Researchers Learn About End-Of-Life Communication

From the 4 June 2011 article at Medical News Today

…Lead author Robert E. Gramling, M.D., Sc.D., associate professor of Family Medicine at URMC, and colleagues with a special interest in palliative care, made several key discoveries:

  • In 93 percent of the conversations, prognosis was brought up and discussed by at least one person, with the palliative care team broaching the issue 65 percent of the time. Also, the prognosis information focused more often on quality of life rather than survival, and on the unique individual rather than the population in general. Researchers noted that prior studies support the link between open and honest discussions about prognosis to clinical benefits.
  • Both patients/families and physicians/nurses on the palliative care team tended to frame prognosis with more pessimism than optimism.
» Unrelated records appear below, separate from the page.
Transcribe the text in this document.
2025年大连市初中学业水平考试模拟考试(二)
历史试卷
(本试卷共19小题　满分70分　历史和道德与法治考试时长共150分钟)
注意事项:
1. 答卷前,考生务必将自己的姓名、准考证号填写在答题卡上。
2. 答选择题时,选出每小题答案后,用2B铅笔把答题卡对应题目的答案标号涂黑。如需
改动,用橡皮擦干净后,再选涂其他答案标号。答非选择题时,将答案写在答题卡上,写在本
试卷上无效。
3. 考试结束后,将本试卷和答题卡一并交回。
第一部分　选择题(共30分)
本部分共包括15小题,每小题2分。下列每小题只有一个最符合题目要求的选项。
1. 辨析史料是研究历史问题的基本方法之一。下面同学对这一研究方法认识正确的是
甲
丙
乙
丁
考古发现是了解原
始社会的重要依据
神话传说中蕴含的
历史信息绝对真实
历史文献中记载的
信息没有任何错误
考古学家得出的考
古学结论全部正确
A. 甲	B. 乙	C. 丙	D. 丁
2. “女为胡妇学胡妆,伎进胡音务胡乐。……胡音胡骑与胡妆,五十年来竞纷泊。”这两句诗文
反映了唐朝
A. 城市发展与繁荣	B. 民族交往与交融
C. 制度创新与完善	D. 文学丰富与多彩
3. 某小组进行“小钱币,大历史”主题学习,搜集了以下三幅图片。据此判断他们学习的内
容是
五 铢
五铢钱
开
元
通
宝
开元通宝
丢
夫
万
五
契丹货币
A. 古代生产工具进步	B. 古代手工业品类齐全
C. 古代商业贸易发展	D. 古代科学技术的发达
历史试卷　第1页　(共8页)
This was unexpected and different than the usual patterns of communication, where talk of a serious illness tends toward avoidance or unbalanced optimism, researchers said. However, emphasizing accuracy during the palliative care consultation usually leads to treatment decisions that match patient preferences.
  • The substance and tone of the conversations varied, depending on whether the patient was present and actively participating. For example, prognosis conversations with family members alone were more pessimistic and contained more explicit information. It is possible, researchers said, this type of conversation takes place out of respect for the patient, who might be sicker in this scenario, or is someone who prefers to avoid information.
  • The closer to death, the more likely the palliative care physician was to foretell or forecast events. This might seem logical – that doctors would guide patients and families in what to expect as death approached – but in reality this vulnerable and frightening time is when families often report a void in communication. The URMC data suggests that palliative care consultations respond to this need….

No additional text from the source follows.